Eucharistie: 21 juin 2015

 

Première lecture

La première lecture de ce matin est une page du livre de Job. Plusieurs fois Job – dans son poème – avait protesté devant le silence de « El », le Dieu de la tradition religieuse[1]. Maintenant, vers la fin du livre, c’est « Yahvéh » qui répond, Yahvéh, celui qui est et que nous ne pouvons même pas imaginer. Et il répond « du milieu de la tempête » (v. 1), la tempête qui le révèle et le voile en même temps.

Et dans sa réponse, Dieu interroge Job : est-ce que Job était là, lorsque Dieu a créé la terre et quand les étoiles se réjouissaient en contemplant l’œuvre de Dieu ?

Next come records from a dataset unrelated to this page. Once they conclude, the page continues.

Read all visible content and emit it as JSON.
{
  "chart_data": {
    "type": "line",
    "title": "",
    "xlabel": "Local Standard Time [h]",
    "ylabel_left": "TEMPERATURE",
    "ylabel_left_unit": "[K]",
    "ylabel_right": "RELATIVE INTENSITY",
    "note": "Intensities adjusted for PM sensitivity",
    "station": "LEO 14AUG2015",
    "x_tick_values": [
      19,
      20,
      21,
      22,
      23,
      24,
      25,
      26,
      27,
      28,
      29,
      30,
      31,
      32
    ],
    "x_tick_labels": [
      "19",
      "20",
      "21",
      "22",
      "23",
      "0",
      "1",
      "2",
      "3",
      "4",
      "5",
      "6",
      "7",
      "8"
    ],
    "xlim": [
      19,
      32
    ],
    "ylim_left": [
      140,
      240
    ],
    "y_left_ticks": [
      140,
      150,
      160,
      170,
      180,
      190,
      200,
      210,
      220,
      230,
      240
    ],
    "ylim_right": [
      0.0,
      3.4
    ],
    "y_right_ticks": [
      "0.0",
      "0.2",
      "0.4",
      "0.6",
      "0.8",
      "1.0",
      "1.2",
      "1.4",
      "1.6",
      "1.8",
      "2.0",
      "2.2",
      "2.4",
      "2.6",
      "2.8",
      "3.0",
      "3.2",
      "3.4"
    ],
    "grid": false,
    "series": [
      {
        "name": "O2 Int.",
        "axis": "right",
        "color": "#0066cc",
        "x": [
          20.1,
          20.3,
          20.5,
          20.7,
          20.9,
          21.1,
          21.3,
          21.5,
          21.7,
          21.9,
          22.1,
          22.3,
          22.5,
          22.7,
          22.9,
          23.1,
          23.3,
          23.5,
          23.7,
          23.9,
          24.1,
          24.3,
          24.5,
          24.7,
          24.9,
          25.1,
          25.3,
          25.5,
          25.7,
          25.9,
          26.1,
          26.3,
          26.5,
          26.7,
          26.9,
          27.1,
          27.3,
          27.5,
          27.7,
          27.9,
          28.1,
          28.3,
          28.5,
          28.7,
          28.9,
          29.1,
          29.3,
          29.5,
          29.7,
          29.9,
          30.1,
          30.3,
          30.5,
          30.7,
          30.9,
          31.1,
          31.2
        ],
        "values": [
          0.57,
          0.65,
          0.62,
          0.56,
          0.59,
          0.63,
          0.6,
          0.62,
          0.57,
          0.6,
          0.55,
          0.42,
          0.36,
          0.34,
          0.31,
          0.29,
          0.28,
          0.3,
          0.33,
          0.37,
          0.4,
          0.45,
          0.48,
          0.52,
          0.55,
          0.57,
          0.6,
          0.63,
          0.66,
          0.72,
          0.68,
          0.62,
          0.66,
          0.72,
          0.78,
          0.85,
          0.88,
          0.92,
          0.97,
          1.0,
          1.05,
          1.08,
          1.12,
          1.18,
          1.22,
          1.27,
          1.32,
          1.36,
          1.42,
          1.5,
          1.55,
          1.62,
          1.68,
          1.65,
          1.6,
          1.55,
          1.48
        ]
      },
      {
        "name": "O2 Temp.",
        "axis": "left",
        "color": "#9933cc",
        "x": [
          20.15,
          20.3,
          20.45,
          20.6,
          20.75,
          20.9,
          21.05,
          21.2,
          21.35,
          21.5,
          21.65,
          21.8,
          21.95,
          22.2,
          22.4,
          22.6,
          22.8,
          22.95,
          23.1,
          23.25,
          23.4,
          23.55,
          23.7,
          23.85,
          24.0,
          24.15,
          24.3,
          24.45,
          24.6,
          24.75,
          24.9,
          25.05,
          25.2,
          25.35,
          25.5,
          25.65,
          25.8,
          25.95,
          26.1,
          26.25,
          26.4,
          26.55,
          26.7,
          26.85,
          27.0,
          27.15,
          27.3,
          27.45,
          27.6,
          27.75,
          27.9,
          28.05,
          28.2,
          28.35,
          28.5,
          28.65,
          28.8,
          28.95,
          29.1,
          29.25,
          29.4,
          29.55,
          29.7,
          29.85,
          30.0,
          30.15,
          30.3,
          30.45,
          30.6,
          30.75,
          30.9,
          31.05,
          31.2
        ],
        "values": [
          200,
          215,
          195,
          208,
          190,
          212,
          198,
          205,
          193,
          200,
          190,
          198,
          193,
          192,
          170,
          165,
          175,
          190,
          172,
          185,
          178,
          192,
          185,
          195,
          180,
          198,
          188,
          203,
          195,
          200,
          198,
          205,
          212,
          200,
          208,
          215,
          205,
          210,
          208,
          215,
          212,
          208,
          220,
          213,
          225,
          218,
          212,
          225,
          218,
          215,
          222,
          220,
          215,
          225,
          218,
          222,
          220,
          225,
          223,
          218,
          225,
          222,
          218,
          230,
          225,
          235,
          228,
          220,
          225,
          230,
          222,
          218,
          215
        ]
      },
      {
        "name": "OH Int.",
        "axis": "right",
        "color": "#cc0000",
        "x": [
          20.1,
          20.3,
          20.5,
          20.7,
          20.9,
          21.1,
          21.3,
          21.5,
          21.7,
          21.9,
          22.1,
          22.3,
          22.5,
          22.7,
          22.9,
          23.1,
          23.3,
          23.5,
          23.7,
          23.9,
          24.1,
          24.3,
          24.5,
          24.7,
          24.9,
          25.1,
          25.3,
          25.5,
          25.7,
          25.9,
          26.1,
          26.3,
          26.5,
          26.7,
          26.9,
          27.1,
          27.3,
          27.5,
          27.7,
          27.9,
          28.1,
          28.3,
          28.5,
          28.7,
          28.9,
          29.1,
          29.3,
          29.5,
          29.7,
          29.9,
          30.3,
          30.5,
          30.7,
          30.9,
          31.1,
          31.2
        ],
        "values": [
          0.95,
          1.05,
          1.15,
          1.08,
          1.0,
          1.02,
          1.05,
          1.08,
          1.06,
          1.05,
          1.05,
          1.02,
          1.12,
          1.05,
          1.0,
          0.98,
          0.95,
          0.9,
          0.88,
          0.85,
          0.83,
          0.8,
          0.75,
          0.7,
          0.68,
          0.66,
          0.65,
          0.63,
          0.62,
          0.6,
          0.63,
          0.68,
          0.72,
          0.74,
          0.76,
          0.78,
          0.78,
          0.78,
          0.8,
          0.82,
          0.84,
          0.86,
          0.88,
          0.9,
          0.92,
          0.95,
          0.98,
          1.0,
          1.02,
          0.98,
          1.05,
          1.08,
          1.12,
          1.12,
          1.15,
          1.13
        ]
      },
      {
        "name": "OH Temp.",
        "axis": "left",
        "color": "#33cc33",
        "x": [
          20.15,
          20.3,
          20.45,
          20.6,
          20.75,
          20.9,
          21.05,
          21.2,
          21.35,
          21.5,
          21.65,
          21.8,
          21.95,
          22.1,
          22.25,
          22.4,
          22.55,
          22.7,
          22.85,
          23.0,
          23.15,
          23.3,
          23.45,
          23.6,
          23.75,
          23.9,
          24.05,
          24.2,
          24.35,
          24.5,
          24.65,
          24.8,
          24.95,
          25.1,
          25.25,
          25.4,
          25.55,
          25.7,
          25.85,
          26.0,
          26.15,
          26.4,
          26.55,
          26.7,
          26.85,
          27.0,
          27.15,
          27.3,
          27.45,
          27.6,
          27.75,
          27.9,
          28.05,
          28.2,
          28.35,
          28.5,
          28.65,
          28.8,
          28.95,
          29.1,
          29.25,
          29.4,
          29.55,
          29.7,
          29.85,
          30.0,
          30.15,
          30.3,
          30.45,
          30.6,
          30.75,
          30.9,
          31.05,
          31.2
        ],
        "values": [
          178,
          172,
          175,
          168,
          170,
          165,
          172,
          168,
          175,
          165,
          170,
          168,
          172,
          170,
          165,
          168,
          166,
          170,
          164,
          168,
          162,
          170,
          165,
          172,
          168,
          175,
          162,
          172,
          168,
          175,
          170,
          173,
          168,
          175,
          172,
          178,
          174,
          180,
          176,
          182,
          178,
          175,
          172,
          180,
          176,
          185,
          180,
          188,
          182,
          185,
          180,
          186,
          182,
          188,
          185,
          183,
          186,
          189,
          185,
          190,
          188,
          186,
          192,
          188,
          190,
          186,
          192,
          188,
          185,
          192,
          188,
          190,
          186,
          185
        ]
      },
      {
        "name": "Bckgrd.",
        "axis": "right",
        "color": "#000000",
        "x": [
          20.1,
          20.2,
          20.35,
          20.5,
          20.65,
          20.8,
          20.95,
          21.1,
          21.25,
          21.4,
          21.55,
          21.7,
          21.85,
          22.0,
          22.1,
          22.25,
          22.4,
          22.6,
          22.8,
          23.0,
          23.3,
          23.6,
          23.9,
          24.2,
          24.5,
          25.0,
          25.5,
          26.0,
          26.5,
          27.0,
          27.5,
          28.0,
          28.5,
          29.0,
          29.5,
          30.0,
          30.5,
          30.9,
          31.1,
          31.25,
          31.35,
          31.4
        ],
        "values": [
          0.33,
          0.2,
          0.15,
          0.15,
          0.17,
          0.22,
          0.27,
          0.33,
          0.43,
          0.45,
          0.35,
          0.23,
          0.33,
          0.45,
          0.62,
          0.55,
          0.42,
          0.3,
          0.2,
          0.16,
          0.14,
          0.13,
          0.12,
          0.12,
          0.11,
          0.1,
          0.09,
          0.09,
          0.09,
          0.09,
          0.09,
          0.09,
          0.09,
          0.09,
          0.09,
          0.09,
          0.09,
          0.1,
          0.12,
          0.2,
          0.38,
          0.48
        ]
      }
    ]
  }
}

Après cette partie que nous n’allons pas lire ce matin, Dieu interroge Job sur l’origine de la mer (vv. 8-11). L’origine de la mer est présentée comme une naissance, un accouchement impétueux[2], une sortie « du ventre de la terre ». Ensuite Dieu, comme une maman, va prendre soin de la mer comme d’un nouveau-né : il va lui mettre des « langes » – le mot revient seulement ici dans toute la Bible – et des vêtements : les nuages et le brouillard. Et plus tard, lorsque la mer se comporte comme un enfant désobéissant, Dieu lui met des limites : « Tu viendras jusqu’ici, pas plus loin » (v. 11).

L’idée qu’il y a derrière ces images est très claire : Dieu qui prend soin de ses créatures et nous protège de la mer et de toute puissance qui peut nous menacer. Ecoutons :

 

Du livre de Job (38,1.8-11)

1 Et répond, Yhwh, à Job
– du milieu de la tempête – et lui demande :

8 « Qui a fermé les portes pour retenir la mer
quand elle s’élança et sortit du ventre de la terre,
9 quand je fis de la nuée son vêtement
et je l’ai enveloppée dans des langes d’obscurité épaisse,
10 quand j’ai cassé son élan et marqué une limite
en plaçant devant elle une porte barrée,
11 quand j’ai dit à la mer :
“Tu viendras jusqu’ici, pas plus loin ;
là s’arrêteront  tes vagues orgueilleuses” ? ».

[…]

> Lectures pure l’Afrique … et toute la Terre

 


[1] Cfr. G. Ravasi, Giobbe. Traduzione e commento, Borla, Roma 1979, p. 740

[2] Cfr. L. Alonso Schökel – J.L. Sicre Diaz, Giobbe. Traduzione e commento, Borla, Roma 1985, p. 624.